La Chine a entrepris à l’automne 2025 des travaux d’aménagement visant à installer des systèmes logistiques, des radars, un héliport ainsi qu’une piste d’atterrissage sur le récif d’Antelope, long de 6 kilomètres, situé à environ 280 kilomètres des côtes chinoises et 320 kilomètres du Vietnam.

  • Des images satellites prises par Vantor les 19 juillet et 14 août montrent que Pékin a récemment terminé la première phase de construction sur le récif, dont le contour semble désormais entièrement remblayé 1.
  • Selon le CSIS, des travaux d’aménagement auraient déjà débuté en vue de la construction d’une piste d’atterrissage de 3 kilomètres de long dans le nord-ouest du récif 2.
  • L’île dispose d’un atout stratégique majeur : un port en eau profonde qui pourrait permettre, à terme, de ravitailler des navires patrouillant en mer de Chine du Sud.

Compte tenu de l’ampleur des travaux, le récif d’Antelope pourrait devenir le plus grand avant-poste chinois de la région.

  • Il s’agit du premier projet de construction majeur en mer de Chine du Sud entrepris par Pékin depuis 2017, avant que les pressions internationales ne ralentissent son expansionnisme.
  • Le site bénéficie d’un emplacement stratégique qui pourrait accueillir des missiles sol-air et antinavires ainsi que des avions, comme sur l’île voisine de Woody, située à environ 100 kilomètres.

Une fois opérationnel, le récif d’Antelope pourrait soutenir les opérations des garde-côtes chinois. Afin d’asseoir ses revendications territoriales en mer de Chine du Sud, Pékin a considérablement investi ces dernières années dans cette branche, et dispose aujourd’hui d’une flotte de près de 700 navires, ce qui en fait la première au monde.

  • Les garde-côtes chinois sont régulièrement impliqués dans des affrontements avec des équipages de bateaux de pêche des pays de la région – Philippines, Vietnam notamment –, et participent également à des exercices avec la marine.
  • Selon l’expert en droit de la mer Lowell Bautista, les infrastructures en construction à Antelope devraient permettre aux garde-côtes d’organiser des déploiements « plus persistants et mieux coordonnés » 3.
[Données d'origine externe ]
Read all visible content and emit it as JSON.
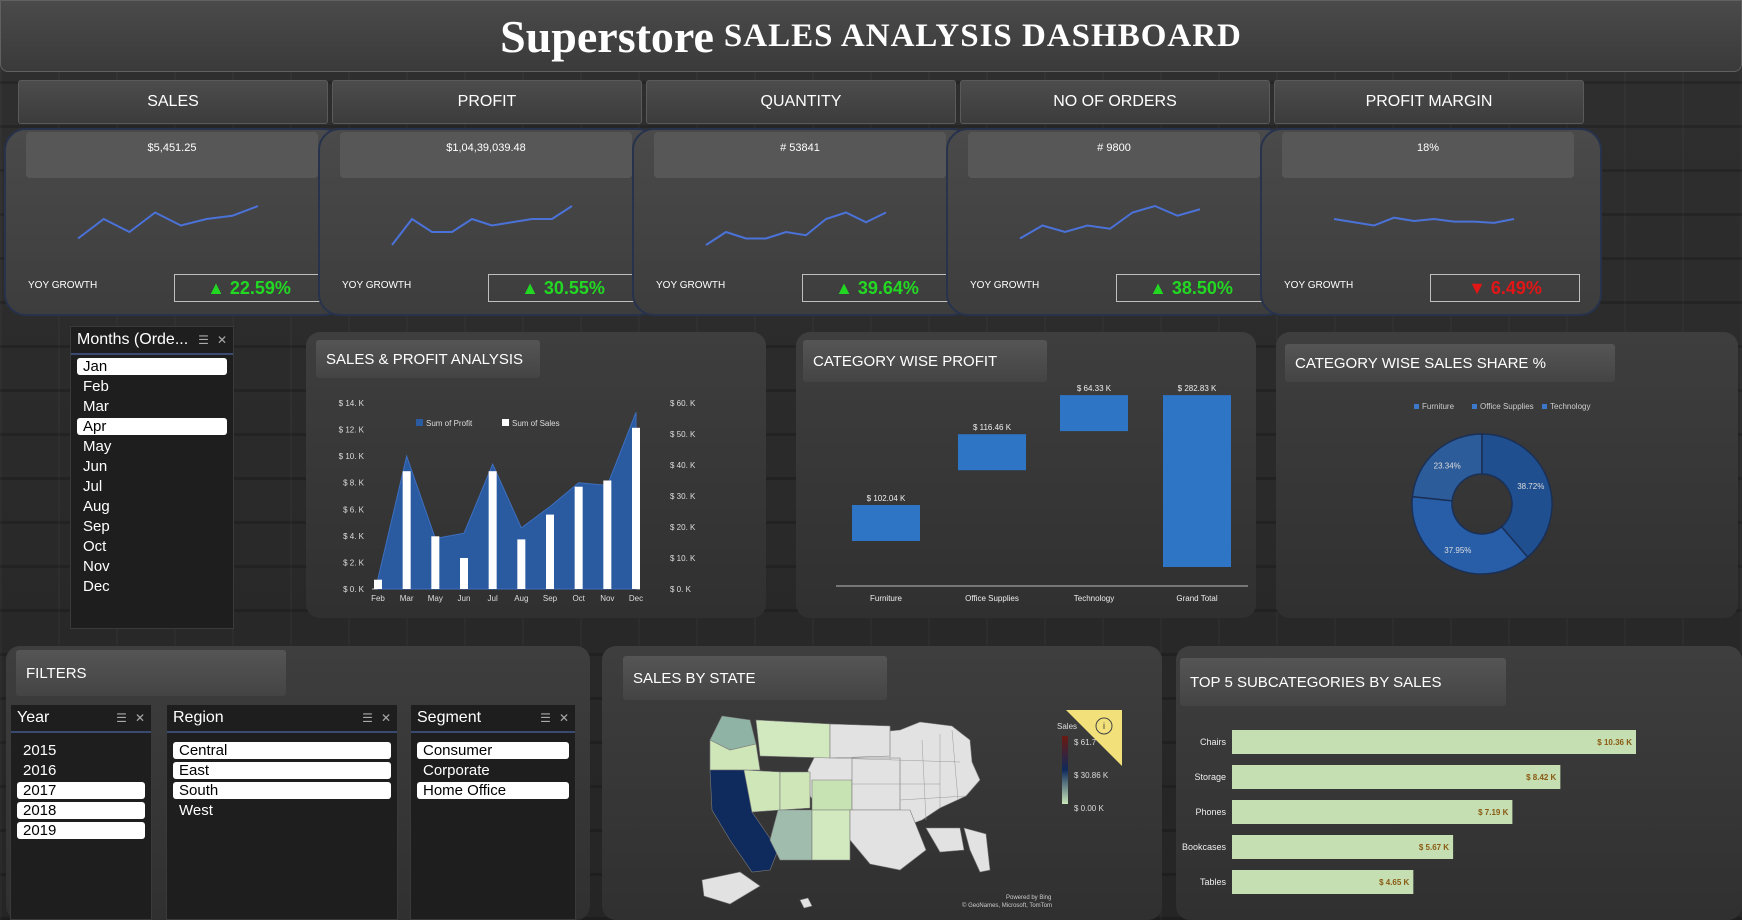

Dans ses dernières projections, le CSIS estime que les patrouilles des garde-côtes chinois pourraient doubler cette année par rapport à 2025 autour du récif de Scarborough, au large des côtes philippines, si la tendance observée au premier semestre se maintient 4.
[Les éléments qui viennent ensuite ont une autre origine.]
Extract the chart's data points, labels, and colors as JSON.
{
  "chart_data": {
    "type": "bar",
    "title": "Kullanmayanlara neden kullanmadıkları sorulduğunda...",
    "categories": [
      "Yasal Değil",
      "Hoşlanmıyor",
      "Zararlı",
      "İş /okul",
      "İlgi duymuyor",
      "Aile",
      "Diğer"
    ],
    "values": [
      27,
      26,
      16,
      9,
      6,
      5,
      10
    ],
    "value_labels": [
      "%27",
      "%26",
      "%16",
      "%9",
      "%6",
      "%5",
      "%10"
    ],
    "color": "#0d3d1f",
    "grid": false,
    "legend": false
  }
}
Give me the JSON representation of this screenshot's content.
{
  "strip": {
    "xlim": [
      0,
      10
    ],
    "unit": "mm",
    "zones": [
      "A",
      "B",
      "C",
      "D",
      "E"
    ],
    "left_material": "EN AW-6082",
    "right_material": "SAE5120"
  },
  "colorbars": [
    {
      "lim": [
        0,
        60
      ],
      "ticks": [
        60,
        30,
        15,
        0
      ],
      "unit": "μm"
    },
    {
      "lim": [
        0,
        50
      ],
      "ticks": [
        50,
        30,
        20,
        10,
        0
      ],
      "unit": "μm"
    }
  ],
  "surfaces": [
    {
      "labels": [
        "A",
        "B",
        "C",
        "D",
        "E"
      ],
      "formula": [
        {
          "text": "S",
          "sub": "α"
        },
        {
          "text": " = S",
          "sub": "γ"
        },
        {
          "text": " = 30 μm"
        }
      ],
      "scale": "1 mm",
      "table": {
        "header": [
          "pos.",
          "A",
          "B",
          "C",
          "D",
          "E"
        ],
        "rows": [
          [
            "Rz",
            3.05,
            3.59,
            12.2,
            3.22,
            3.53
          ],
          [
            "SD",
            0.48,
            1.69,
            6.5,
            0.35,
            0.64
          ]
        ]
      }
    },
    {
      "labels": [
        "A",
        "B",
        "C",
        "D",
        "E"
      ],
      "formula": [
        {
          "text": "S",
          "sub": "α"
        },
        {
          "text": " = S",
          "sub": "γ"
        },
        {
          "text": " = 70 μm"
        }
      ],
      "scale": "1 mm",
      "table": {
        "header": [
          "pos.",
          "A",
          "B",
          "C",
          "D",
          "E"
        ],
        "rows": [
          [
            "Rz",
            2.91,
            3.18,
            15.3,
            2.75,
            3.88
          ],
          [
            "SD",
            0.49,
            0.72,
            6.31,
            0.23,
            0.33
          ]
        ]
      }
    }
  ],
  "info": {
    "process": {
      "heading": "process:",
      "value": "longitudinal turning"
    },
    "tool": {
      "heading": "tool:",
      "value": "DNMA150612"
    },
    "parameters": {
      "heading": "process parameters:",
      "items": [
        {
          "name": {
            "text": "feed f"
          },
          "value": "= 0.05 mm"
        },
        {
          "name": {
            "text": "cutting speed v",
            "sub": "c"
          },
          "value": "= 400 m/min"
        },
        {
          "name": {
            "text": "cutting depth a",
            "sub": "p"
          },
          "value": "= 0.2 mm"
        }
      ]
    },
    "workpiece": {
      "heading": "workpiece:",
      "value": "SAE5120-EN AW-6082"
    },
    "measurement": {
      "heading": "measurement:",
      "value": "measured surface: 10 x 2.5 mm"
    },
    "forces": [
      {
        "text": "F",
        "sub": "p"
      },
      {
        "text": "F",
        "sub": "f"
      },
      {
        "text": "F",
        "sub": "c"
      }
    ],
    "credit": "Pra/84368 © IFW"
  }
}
  • En effet, durant les six premiers mois de l’année, 933 journées de présence de navires des garde-côtes chinois ont été enregistrées autour du récif, contre 1 099 sur l’ensemble de 2025.
  • L’année dernière avait déjà constitué un record, avec deux fois plus de journées de présence de navires des garde-côtes qu’en 2024 (1 099 contre 516).